圧倒的再生力!パナソニックDIGA史上最強BDレコーダー「DMR-BZT9000」の魅力に迫る
『キング・オブ・レコーダー』BZT9000
『パイレーツ・オブ・カリビアン』夢の競演!
141分の長丁場も一気に楽しませる本機の再生能力
DMR-BZT9000インプレッション text/ 林 正儀
シリーズ初の3Dコンテンツで、音声がDTS-HDマスターオーディオ 7.1chとくれば、磨きあげたクオリティをもつDMR-BZT9000にピッタリだ。
3D効果のハイライトは崖からの大ジャンプやスクッと突き出す刀剣、それに人魚のシークエンスなど。『パイレーツ・オブ・カリビアン/生命(いのち)の泉』は全体に被写界深度の浅い絵づくりで、アトラクション的な飛び出しにならないのが好ましい。DIGAの最高峰らしく、凄まじい高S/Nぶりとまたエッジや色処理も自然で、クロストークのない目に優しい立体映像。劇場以上の疲れにくさといえるだろう。
3Dでも色の鮮度が落ちないのは、ベースとなる発色のパワーやコントラストがずば抜けているからだ。黒階調のレンジが深く、グンと沈み込んで暗部まで潰れることがない。夜の波間に浮かぶ人魚の大群が奥の奥までクッキリと浮かび、見応えがある3D光景である。この場面は2Dでも猛烈な遠近を感じるシーンだが、BZT9000はいずれも完成度が高く、素早い動きにも追従する。人魚がダイナミックに空中を、そして空中から水中へと動き回るさまは圧巻で、小舟が襲われる場面は自分が海に引きずりこまれるような錯覚を持ったほど。また質感描写もハイレベルで、人魚シレーナの透明な肌や銀のウロコの光沢感は見事の一言。難しい霧の濃淡も、疑似信号に汚れることなくリアルに描いていた。

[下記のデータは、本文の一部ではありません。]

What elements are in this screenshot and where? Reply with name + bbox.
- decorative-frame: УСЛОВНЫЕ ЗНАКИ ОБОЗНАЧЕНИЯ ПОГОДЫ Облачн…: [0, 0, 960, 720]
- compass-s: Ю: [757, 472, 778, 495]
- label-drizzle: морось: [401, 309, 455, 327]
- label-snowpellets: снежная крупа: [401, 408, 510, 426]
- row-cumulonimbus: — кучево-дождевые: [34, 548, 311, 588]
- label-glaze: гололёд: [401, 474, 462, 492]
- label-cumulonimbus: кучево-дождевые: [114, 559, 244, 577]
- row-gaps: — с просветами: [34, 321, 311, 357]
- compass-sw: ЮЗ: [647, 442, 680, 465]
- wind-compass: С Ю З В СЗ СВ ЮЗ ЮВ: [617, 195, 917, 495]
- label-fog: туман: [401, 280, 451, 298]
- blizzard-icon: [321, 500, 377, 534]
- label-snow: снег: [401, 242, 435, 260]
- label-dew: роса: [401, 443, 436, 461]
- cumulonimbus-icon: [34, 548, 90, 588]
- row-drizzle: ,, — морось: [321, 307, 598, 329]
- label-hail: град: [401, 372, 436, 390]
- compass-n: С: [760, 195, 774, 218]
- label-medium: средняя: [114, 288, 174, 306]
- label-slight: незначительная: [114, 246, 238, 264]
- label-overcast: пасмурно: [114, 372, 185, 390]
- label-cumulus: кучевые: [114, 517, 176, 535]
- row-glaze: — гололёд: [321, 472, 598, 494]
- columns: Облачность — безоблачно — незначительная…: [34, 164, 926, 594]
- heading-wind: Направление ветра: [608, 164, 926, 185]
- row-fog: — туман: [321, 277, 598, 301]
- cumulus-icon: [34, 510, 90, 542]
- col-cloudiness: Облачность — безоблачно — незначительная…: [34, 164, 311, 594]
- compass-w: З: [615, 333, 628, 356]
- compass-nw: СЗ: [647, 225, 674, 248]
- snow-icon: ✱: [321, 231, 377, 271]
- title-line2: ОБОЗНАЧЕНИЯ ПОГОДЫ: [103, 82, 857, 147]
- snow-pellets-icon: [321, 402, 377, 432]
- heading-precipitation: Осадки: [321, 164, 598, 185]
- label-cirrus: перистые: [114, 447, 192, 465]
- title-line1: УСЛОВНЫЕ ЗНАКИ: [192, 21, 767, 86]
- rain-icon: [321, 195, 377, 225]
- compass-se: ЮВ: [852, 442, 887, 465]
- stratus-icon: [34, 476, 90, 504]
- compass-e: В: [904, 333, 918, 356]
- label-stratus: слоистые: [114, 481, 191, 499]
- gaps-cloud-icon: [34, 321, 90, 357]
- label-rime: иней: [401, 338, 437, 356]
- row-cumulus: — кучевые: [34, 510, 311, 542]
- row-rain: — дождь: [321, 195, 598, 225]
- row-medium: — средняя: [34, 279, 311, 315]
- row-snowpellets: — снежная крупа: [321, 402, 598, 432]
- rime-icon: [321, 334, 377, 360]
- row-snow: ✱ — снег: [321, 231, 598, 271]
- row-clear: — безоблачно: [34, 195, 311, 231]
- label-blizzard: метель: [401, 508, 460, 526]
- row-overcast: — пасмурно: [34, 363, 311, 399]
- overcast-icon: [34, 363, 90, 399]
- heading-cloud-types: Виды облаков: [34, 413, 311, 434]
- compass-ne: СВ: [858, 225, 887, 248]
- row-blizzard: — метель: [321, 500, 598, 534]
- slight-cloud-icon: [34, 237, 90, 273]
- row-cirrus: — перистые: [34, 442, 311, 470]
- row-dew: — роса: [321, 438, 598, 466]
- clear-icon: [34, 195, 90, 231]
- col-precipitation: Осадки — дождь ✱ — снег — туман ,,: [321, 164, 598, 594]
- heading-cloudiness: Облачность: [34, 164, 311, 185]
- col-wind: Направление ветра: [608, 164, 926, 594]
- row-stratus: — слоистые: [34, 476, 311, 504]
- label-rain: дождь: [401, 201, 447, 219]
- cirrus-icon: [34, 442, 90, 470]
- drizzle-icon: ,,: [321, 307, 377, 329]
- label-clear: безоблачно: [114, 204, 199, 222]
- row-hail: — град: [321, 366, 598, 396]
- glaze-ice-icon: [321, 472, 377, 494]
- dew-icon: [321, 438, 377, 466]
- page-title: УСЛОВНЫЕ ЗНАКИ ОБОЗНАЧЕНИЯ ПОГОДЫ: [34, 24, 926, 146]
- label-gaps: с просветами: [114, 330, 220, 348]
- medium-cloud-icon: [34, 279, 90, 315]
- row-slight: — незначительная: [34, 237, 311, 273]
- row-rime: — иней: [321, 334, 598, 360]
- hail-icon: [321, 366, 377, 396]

UniPhierを駆使した信号処理と、手ごたえのある剛性ボディが映像以上に効果的と感じるのが音響描写。際立つ解像力とS/Nの良さに加え、ゆるぎのない安定度が素晴らしい。ピュアオーディオ機のような雰囲気さえ感じさせる音の精度感と雄大なスケールのエフェクトが、『パイレーツ・オブ・カリビアン/生命(いのち)の泉』の重厚なタッチにマッチするのだ。テーマ音楽が一層パワフルで、一音一音の分離がよくキレ味鮮明。人魚の海は360度包囲の生々しいサラウンド効果で、いつ襲われるかわからない恐怖心がつのる。
圧巻は黒ひげの船が放つ火器の威力。まさに海の火炎放射器! 凄まじい轟音とともに一瞬海が明るくなり、すべてを焼き尽くす。厚く深みのあるセリフも聞かせ所で、人魚シレーナと牧師との愛の語らいが素晴らしい。バルボッサ、黒ひげ、アンジェリカ、ジャック・スパロウと役者が揃う生命の泉での壮絶な闘いは、最後の見どころ聞きどころだ。海賊と英国軍の入り乱れたスリリングなシチュエーションだが、バックに勇壮な「怒りの日(ベルリオーズの「幻想交響曲」でお馴染み)」が流れたり、音響的に盛り上げる。141分の長丁場も一気呵成に楽しませる本機の魅力に圧倒されっぱなしだった。